Apartheid was a contemptible caste system. Forgotten, however, in the recriminations over apartheid are the facts as they are documented in my just-released book, “Into the Cannibal’s Pot: Lessons For America From Post-Apartheid South Africa.”
The Museum of Apartheid Mrs. Obama and the first daughters graced with their presence will have emphasized that, “Everything that goes wrong in the new South Africa is a legacy of apartheid.” Is not the violence in the rest of Africa blamed on colonialism? “It’s a legacy that has gone on for almost forty years,” I write (citing an exacerbated Jim Peron, an American expatriate, whose idealism drove him to decamp to post-apartheid South Africa). “Every time something goes wrong (and that happens constantly), the same litany of excuses is recited. ‘We inherited this problem from the corrupt apartheid regime.'”
There’s one pesky problem with this particular blame-game: South Africa’s flourishing criminal class consists mainly of youngsters who’ve come of age and blossomed under black rule.
What else will the proprietors of the thoroughly Americanized Apartheid Museum fail to divulge? As is chronicled in Chapter 5 of “Into the Cannibal’s Pot”: “Had the sainted Mandela ascended to power in the 1960s instead of languishing on Robben Island and in Pollsmoor Prison [Mrs. Obama’s destinations in Cape Town], he would have nationalized the South African economy and banned private enterprise.” That’s what the ANC’s Charter called for in 1955. That’s what South Africa’s black-ruled neighbors to the north did.
Except for Rhodesia before Robert Mugabe, minority-ruled South Africa, with all its problems, offered Africans more than any other country on the Dark Continent.
Patterns of migration have always functioned as clues to social reality. Then as now, “black migration patterns into South Africa far exceeded black migration patterns out of South Africa.” Granted, entering African migrants were not “voting with their feet” for apartheid, but they were certainly voting for law and order and a livelihood.
In the “first twenty three years of apartheid, between 1948 and 1981, the South African economy grew at a rate of 4.5 percent.” Of course, in the famous words attributed to both Disraeli and Mark Twain, there are lies, damned lies, and statistics. Duly, Marxists put the high-growth rate down to exploitation. However, when “exploitation” was replaced with “liberation”—and Africans broke free of the colonial yoke to gain political independence—they promptly established planned economies, in whose shadow nothing could grow, plunging their respective countries into despair and destitution.
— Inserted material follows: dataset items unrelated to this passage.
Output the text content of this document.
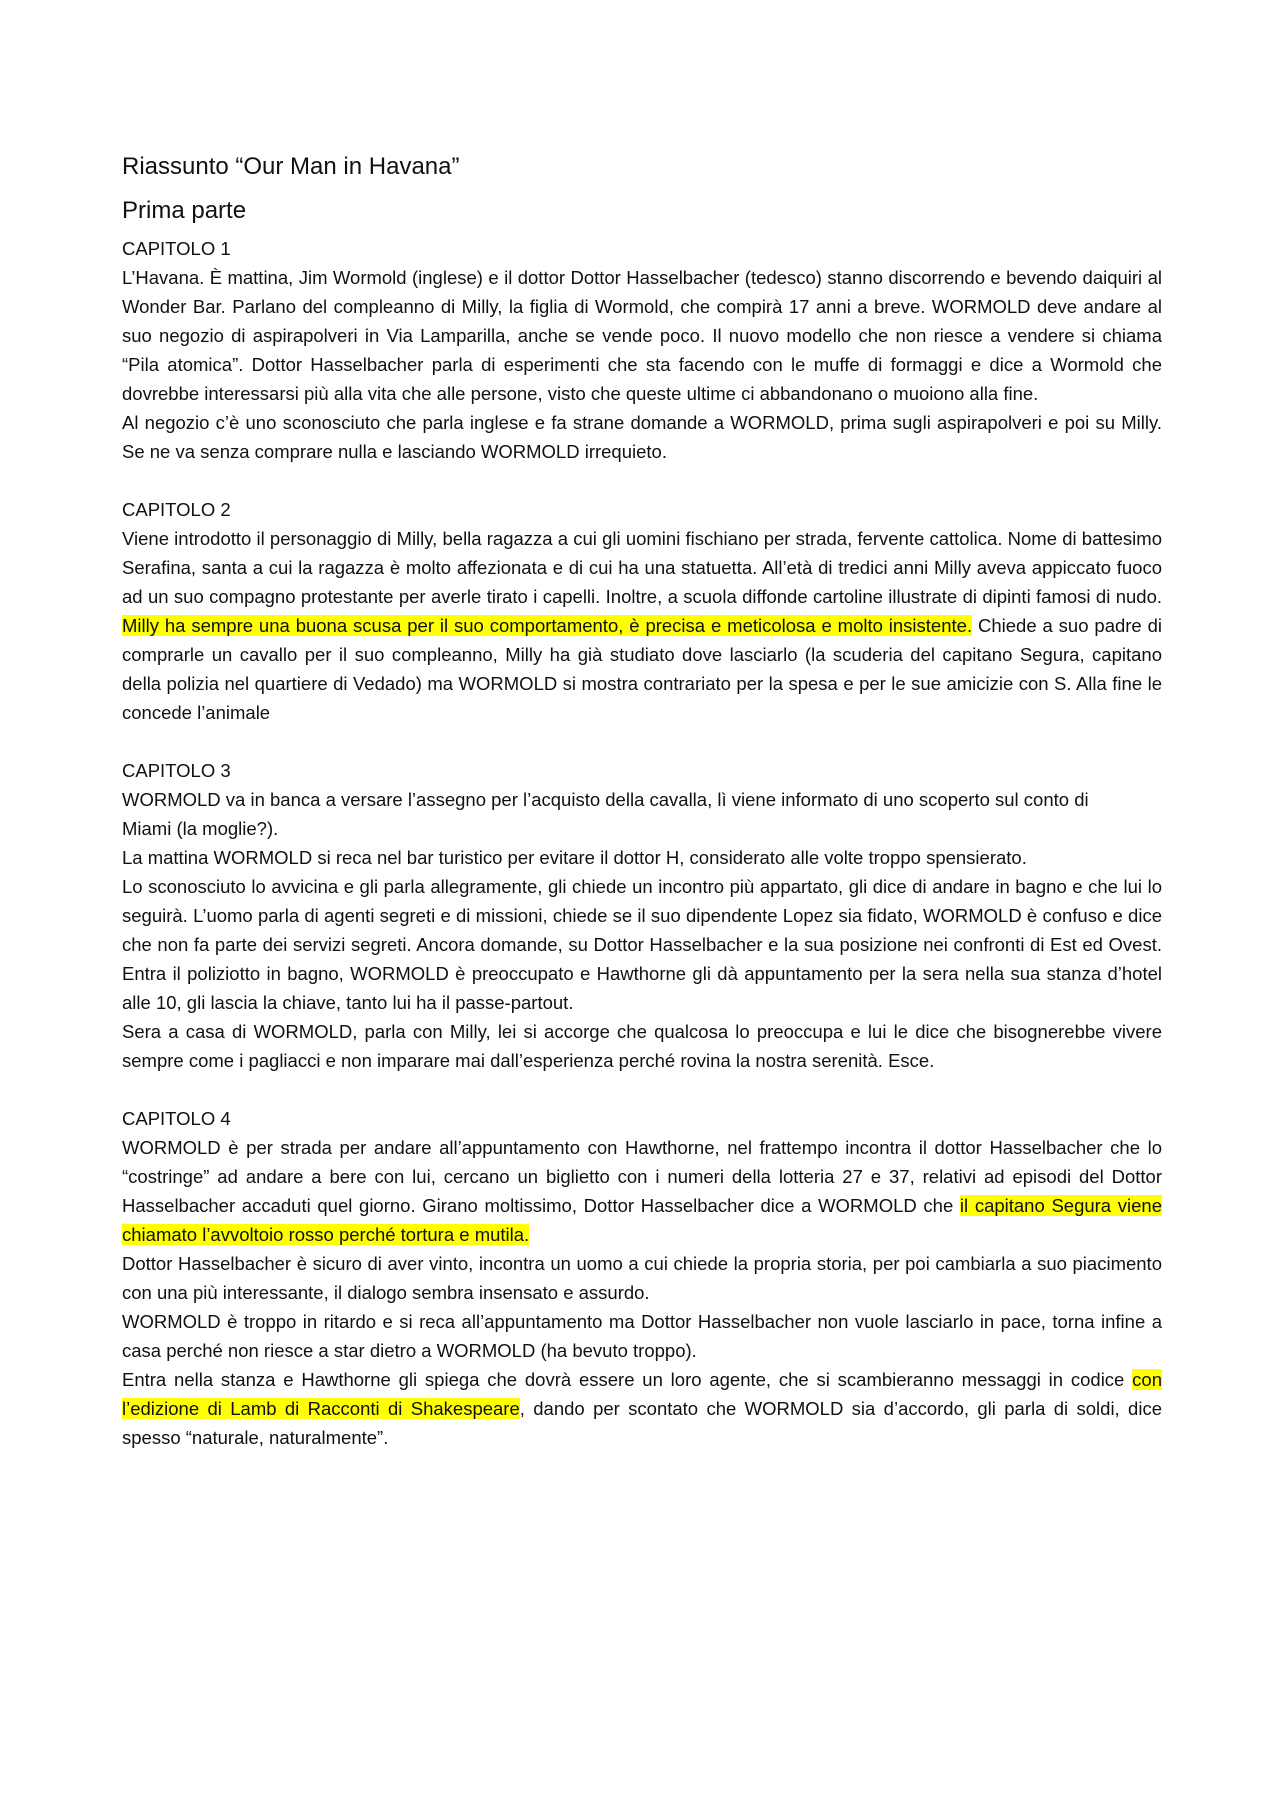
Riassunto “Our Man in Havana”
Prima parte
CAPITOLO 1

L’Havana. È mattina, Jim Wormold (inglese) e il dottor Dottor Hasselbacher (tedesco) stanno discorrendo e bevendo daiquiri al Wonder Bar. Parlano del compleanno di Milly, la figlia di Wormold, che compirà 17 anni a breve. WORMOLD deve andare al suo negozio di aspirapolveri in Via Lamparilla, anche se vende poco. Il nuovo modello che non riesce a vendere si chiama “Pila atomica”. Dottor Hasselbacher parla di esperimenti che sta facendo con le muffe di formaggi e dice a Wormold che dovrebbe interessarsi più alla vita che alle persone, visto che queste ultime ci abbandonano o muoiono alla fine.

Al negozio c’è uno sconosciuto che parla inglese e fa strane domande a WORMOLD, prima sugli aspirapolveri e poi su Milly. Se ne va senza comprare nulla e lasciando WORMOLD irrequieto.

CAPITOLO 2

Viene introdotto il personaggio di Milly, bella ragazza a cui gli uomini fischiano per strada, fervente cattolica. Nome di battesimo Serafina, santa a cui la ragazza è molto affezionata e di cui ha una statuetta. All’età di tredici anni Milly aveva appiccato fuoco ad un suo compagno protestante per averle tirato i capelli. Inoltre, a scuola diffonde cartoline illustrate di dipinti famosi di nudo. Milly ha sempre una buona scusa per il suo comportamento, è precisa e meticolosa e molto insistente. Chiede a suo padre di comprarle un cavallo per il suo compleanno, Milly ha già studiato dove lasciarlo (la scuderia del capitano Segura, capitano della polizia nel quartiere di Vedado) ma WORMOLD si mostra contrariato per la spesa e per le sue amicizie con S. Alla fine le concede l’animale

CAPITOLO 3

WORMOLD va in banca a versare l’assegno per l’acquisto della cavalla, lì viene informato di uno scoperto sul conto di Miami (la moglie?).

La mattina WORMOLD si reca nel bar turistico per evitare il dottor H, considerato alle volte troppo spensierato.

Lo sconosciuto lo avvicina e gli parla allegramente, gli chiede un incontro più appartato, gli dice di andare in bagno e che lui lo seguirà. L’uomo parla di agenti segreti e di missioni, chiede se il suo dipendente Lopez sia fidato, WORMOLD è confuso e dice che non fa parte dei servizi segreti. Ancora domande, su Dottor Hasselbacher e la sua posizione nei confronti di Est ed Ovest. Entra il poliziotto in bagno, WORMOLD è preoccupato e Hawthorne gli dà appuntamento per la sera nella sua stanza d’hotel alle 10, gli lascia la chiave, tanto lui ha il passe-partout.

Sera a casa di WORMOLD, parla con Milly, lei si accorge che qualcosa lo preoccupa e lui le dice che bisognerebbe vivere sempre come i pagliacci e non imparare mai dall’esperienza perché rovina la nostra serenità. Esce.

CAPITOLO 4

WORMOLD è per strada per andare all’appuntamento con Hawthorne, nel frattempo incontra il dottor Hasselbacher che lo “costringe” ad andare a bere con lui, cercano un biglietto con i numeri della lotteria 27 e 37, relativi ad episodi del Dottor Hasselbacher accaduti quel giorno. Girano moltissimo, Dottor Hasselbacher dice a WORMOLD che il capitano Segura viene chiamato l’avvoltoio rosso perché tortura e mutila.

Dottor Hasselbacher è sicuro di aver vinto, incontra un uomo a cui chiede la propria storia, per poi cambiarla a suo piacimento con una più interessante, il dialogo sembra insensato e assurdo.

WORMOLD è troppo in ritardo e si reca all’appuntamento ma Dottor Hasselbacher non vuole lasciarlo in pace, torna infine a casa perché non riesce a star dietro a WORMOLD (ha bevuto troppo).

Entra nella stanza e Hawthorne gli spiega che dovrà essere un loro agente, che si scambieranno messaggi in codice con l’edizione di Lamb di Racconti di Shakespeare, dando per scontato che WORMOLD sia d’accordo, gli parla di soldi, dice spesso “naturale, naturalmente”.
To the liberal West, Kenneth Kaunda and Julius Nyerere were the faces of black liberation, but both leaders cut a swathe of destruction through the rural economies of their respective countries, Zambia and Tanzania. While South Africa is not quite a one-party state; it is a dominant-party state.
Demographics dictate that Mandela’s African National Congress (ANC) will likely never lose an election to one of the country’s tiny, tokenistic opposition parties. One shudders to think what the ANC—now slowly Sovietizing South Africa—would have wrought on the sophisticated, industrialized economy of the country had it been given the opportunity circa 1960.
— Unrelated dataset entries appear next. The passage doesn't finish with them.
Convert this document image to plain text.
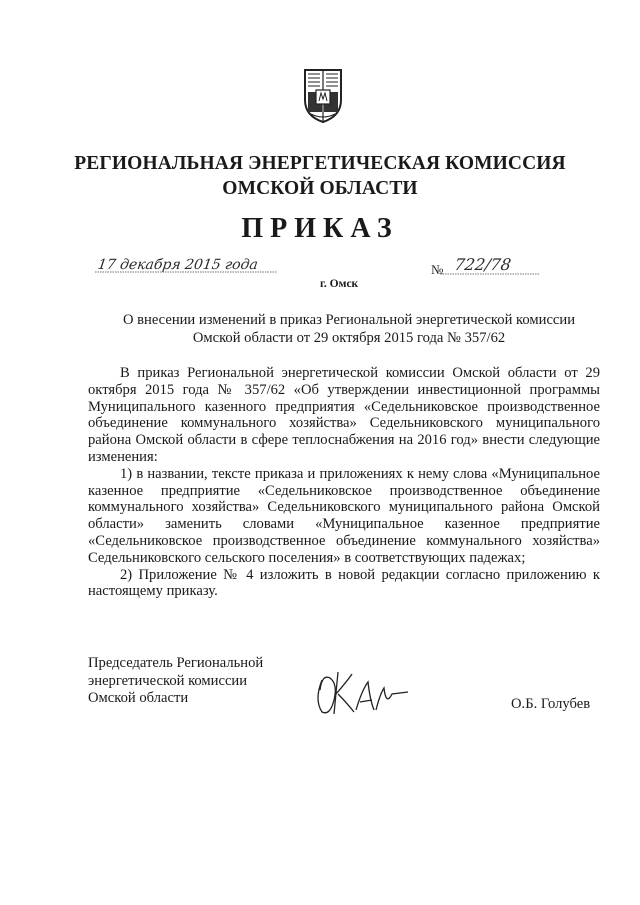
РЕГИОНАЛЬНАЯ ЭНЕРГЕТИЧЕСКАЯ КОМИССИЯ
ОМСКОЙ ОБЛАСТИ
ПРИКАЗ
17 декабря 2015 года
г. Омск
№ 722/78
О внесении изменений в приказ Региональной энергетической комиссии
Омской области от 29 октября 2015 года № 357/62

В приказ Региональной энергетической комиссии Омской области от 29 октября 2015 года № 357/62 «Об утверждении инвестиционной программы Муниципального казенного предприятия «Седельниковское производственное объединение коммунального хозяйства» Седельниковского муниципального района Омской области в сфере теплоснабжения на 2016 год» внести следующие изменения:

1) в названии, тексте приказа и приложениях к нему слова «Муниципальное казенное предприятие «Седельниковское производственное объединение коммунального хозяйства» Седельниковского муниципального района Омской области» заменить словами «Муниципальное казенное предприятие «Седельниковское производственное объединение коммунального хозяйства» Седельниковского сельского поселения» в соответствующих падежах;

2) Приложение № 4 изложить в новой редакции согласно приложению к настоящему приказу.

Председатель Региональной
энергетической комиссии
Омской области	О.Б. Голубев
While black Africa and East Europe circled the drain due to communism, South Africa was experiencing an economic explosion, courtesy of the National Party’s relatively conservative economics. An oasis in the African desert, South Africa’s then gold-backed economy grew at an annual rate of six percent during the 1960s.
In his submission to the Truth and Reconciliation Commission, F. W. de Klerk, who received a Nobel Peace prize for surrendering South Africa to the ANC, corrected the record. The following is excerpted from “Into the Cannibal’s Pot” (which cites liberal historian Hermann Giliomee):
Apartheid was not only about white privilege but also about development and redistribution of income from whites to blacks. The economy had grown by an average of 3.5 percent per year under apartheid, the black school population grew by 250 percent in the first twenty-five years of apartheid, and the black share of total personal income had nearly doubled from twenty percent in the mid-1970s to thirty seven percent in 1995, while that of whites declined from seventy one to forty nine percent.” As bad as the Bantu Education system was, it vastly improved black literacy. Twelve years into the Nationalist government’s rule, the rate of literacy among the Bantu of South Africa was already higher than that of any other state in Africa, or that of India.
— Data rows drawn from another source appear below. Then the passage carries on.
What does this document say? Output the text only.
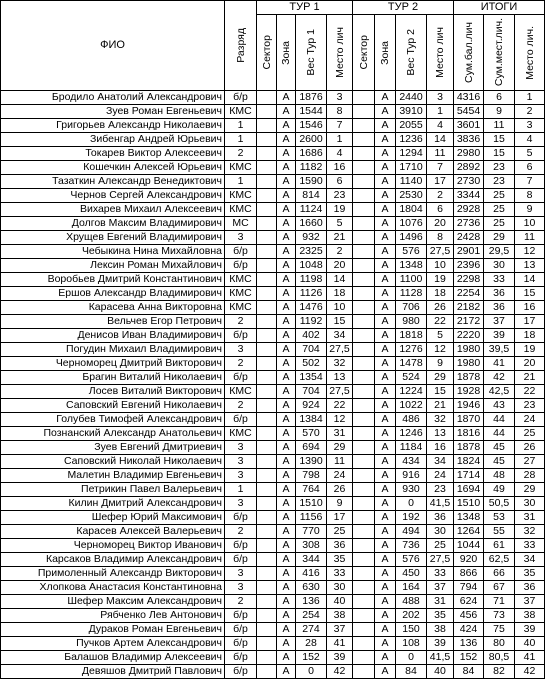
ФИО	Разряд	ТУР 1				ТУР 2				ИТОГИ		

		Сектор	Зона	Вес Тур 1	Место лич	Сектор	Зона	Вес Тур 2	Место лич	Сум.бал.лич	Сум.мест.лич.	Место лич.

Бродило Анатолий Александрович	б/р		А	1876	3		А	2440	3	4316	6	1
Зуев Роман Евгеньевич	КМС		А	1544	8		А	3910	1	5454	9	2
Григорьев Александр Николаевич	1		А	1546	7		А	2055	4	3601	11	3
Зибенгар Андрей Юрьевич	1		А	2600	1		А	1236	14	3836	15	4
Токарев Виктор Алексеевич	2		А	1686	4		А	1294	11	2980	15	5
Кошечкин Алексей Юрьевич	КМС		А	1182	16		А	1710	7	2892	23	6
Тазаткин Александр Венедиктович	1		А	1590	6		А	1140	17	2730	23	7
Чернов Сергей Александрович	КМС		А	814	23		А	2530	2	3344	25	8
Вихарев Михаил Алексеевич	КМС		А	1124	19		А	1804	6	2928	25	9
Долгов Максим Владимирович	МС		А	1660	5		А	1076	20	2736	25	10
Хрущев Евгений Владимирович	3		А	932	21		А	1496	8	2428	29	11
Чебыкина Нина Михайловна	б/р		А	2325	2		А	576	27,5	2901	29,5	12
Лексин Роман Михайлович	б/р		А	1048	20		А	1348	10	2396	30	13
Воробьев Дмитрий Константинович	КМС		А	1198	14		А	1100	19	2298	33	14
Ершов Александр Владимирович	КМС		А	1126	18		А	1128	18	2254	36	15
Карасева Анна Викторовна	КМС		А	1476	10		А	706	26	2182	36	16
Вельчев Егор Петрович	2		А	1192	15		А	980	22	2172	37	17
Денисов Иван Владимирович	б/р		А	402	34		А	1818	5	2220	39	18
Погудин Михаил Владимирович	3		А	704	27,5		А	1276	12	1980	39,5	19
Черноморец Дмитрий Викторович	2		А	502	32		А	1478	9	1980	41	20
Брагин Виталий Николаевич	б/р		А	1354	13		А	524	29	1878	42	21
Лосев Виталий Викторович	КМС		А	704	27,5		А	1224	15	1928	42,5	22
Саповский Евгений Николаевич	2		А	924	22		А	1022	21	1946	43	23
Голубев Тимофей Александрович	б/р		А	1384	12		А	486	32	1870	44	24
Познанский Александр Анатольевич	КМС		А	570	31		А	1246	13	1816	44	25
Зуев Евгений Дмитриевич	3		А	694	29		А	1184	16	1878	45	26
Саповский Николай Николаевич	3		А	1390	11		А	434	34	1824	45	27
Малетин Владимир Евгеньевич	3		А	798	24		А	916	24	1714	48	28
Петрикин Павел Валерьевич	1		А	764	26		А	930	23	1694	49	29
Килин Дмитрий Александрович	3		А	1510	9		А	0	41,5	1510	50,5	30
Шефер Юрий Максимович	б/р		А	1156	17		А	192	36	1348	53	31
Карасев Алексей Валерьевич	2		А	770	25		А	494	30	1264	55	32
Черноморец Виктор Иванович	б/р		А	308	36		А	736	25	1044	61	33
Карсаков Владимир Александрович	б/р		А	344	35		А	576	27,5	920	62,5	34
Примоленный Александр Викторович	3		А	416	33		А	450	33	866	66	35
Хлопкова Анастасия Константиновна	3		А	630	30		А	164	37	794	67	36
Шефер Максим Александрович	2		А	136	40		А	488	31	624	71	37
Рябченко Лев Антонович	б/р		А	254	38		А	202	35	456	73	38
Дураков Роман Евгеньевич	б/р		А	274	37		А	150	38	424	75	39
Пучков Артем Александрович	б/р		А	28	41		А	108	39	136	80	40
Балашов Владимир Алексеевич	б/р		А	152	39		А	0	41,5	152	80,5	41
Девяшов Дмитрий Павлович	б/р		А	0	42		А	84	40	84	82	42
From the 1940s to the 1990s, life expectancy for blacks soared from thirty-eight to sixty-one years!Since the dawn of democracy around 1994, life expectancy in South Africa has plummeted by nine years, and unemployment has jumped from nineteen percent in 1994 (before “freedom”) to thirty-one percent in 2003 (after “freedom”), steadily rising until, in 2005, it stood at 38.8 percent.
The Apartheid Museum will make extravagant claims for Mandela’s movement. Air brushed out of a slanted historical presentation is this:
By staving off crime and communism, the apartheid regime, a vast repressive apparatus though it was, saved black South Africans from an even worse moral and material fate.